Nathan Ferguson, also a co-author and officer-in-charge of a fire station in the Barkly Tablelands, initially discounted reports of fire-spreading by birds. But after years of experience he “has learned to incorporate the possibility of avian fire-spreading as a variable in bushfire management,” the authors write. In 2016, for example, Ferguson observed a few kites “successfully seizing burning sticks in their beaks, sometimes switching them to their talons, transporting them over 50 meters [164 feet], dropping them, and, thus, igniting unburned grass.”
The study also quotes experiences and observations of several indigenous peoples. In one such account, in Douglas Lockwood’s 1963 autobiography I, the Aboriginal, the indigenous Australian Waipuldanya says: “Not only the hawks used the ruse of deliberate grass fires as an aid to hunting.

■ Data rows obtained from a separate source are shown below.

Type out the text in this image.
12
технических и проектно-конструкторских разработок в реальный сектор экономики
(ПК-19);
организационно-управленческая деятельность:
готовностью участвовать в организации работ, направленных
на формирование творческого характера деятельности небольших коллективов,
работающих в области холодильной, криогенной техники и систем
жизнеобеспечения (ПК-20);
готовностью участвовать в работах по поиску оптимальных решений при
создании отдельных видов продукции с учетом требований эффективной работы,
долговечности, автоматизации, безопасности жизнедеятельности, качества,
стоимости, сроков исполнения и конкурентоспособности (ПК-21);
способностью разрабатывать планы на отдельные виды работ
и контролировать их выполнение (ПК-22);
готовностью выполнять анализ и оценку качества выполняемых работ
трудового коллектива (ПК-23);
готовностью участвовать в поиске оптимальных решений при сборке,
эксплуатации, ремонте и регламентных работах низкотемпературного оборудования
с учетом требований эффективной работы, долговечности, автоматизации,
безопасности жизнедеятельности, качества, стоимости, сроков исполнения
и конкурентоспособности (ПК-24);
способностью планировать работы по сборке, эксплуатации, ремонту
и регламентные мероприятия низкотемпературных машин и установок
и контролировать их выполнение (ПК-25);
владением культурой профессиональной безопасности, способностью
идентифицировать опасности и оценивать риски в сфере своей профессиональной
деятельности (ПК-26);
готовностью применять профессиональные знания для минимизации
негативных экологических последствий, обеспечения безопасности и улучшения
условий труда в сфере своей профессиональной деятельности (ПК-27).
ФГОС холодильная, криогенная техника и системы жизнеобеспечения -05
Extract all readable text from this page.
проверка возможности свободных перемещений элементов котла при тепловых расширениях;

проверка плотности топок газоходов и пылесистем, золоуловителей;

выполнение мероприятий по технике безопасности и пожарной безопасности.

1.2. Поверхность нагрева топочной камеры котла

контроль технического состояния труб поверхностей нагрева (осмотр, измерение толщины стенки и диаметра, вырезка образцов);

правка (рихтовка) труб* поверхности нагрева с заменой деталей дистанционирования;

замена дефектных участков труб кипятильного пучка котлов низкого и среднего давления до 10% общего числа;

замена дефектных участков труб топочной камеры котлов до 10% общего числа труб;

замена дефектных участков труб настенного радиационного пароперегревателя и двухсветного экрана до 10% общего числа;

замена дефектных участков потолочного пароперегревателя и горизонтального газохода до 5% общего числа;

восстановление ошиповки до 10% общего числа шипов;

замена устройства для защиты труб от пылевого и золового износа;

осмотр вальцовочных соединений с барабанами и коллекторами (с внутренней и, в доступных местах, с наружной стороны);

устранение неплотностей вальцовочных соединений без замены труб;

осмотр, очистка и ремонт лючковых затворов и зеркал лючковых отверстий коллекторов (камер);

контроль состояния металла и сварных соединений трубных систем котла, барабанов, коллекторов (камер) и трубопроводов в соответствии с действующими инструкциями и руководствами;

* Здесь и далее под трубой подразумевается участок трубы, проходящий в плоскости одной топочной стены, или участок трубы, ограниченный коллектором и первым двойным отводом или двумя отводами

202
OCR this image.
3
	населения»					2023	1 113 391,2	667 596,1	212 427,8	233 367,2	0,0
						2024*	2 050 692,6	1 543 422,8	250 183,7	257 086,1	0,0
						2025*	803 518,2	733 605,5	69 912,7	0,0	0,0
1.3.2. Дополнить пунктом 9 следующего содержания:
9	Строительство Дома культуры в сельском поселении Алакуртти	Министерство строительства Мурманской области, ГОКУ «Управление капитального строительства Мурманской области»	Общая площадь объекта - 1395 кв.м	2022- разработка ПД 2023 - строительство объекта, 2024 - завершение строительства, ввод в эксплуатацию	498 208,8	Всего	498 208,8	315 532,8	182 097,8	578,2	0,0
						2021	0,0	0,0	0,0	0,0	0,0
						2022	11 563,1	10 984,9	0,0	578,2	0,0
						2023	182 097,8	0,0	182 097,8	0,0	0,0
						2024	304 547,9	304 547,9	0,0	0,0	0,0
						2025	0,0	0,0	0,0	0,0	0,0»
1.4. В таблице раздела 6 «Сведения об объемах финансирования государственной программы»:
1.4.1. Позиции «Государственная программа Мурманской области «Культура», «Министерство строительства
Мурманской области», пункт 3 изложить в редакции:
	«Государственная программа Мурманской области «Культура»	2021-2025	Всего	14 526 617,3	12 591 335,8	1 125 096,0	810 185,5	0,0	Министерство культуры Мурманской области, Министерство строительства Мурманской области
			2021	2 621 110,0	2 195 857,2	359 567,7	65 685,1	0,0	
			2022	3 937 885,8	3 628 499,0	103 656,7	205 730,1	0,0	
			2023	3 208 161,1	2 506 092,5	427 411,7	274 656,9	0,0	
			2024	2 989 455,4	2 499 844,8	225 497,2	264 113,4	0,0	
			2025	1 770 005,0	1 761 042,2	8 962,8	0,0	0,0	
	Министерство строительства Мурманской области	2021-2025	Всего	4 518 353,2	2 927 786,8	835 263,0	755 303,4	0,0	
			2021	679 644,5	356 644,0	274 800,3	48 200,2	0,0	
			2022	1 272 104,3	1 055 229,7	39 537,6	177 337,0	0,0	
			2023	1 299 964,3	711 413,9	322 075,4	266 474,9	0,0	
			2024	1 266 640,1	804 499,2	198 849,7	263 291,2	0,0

We often did so ourselves, especially towards the end of the long dry season when food was scarce and ten-feet [3-meter] tall speargrass, which burnt readily, was a natural haven for game. It is possible that our forefathers learnt this trick from the birds.”
Overall, most instances of fire-spreading by birds seem to be deliberate, the authors write, and some other experts agree. By spreading fires to unburned areas, the birds force more prey to flee and become easy targets for their next meal.
“There’s a purpose,” Robert Gosford, a co-author of the study, told the Washington Post. “There’s an intent to say, okay, there are several hundred of us there, we can all get a meal.”
Although it is hard to say how common such bird-caused fires are, scientific acceptance of such fire-spreading would help in better planning of fire management and conservation efforts, the authors write.
“Though Aboriginal rangers and others who deal with bushfires take into account the risks posed by raptors that cause controlled burns to jump across firebreaks, official skepticism about the reality of avian fire-spreading hampers effective planning for landscape management and restoration,” they add.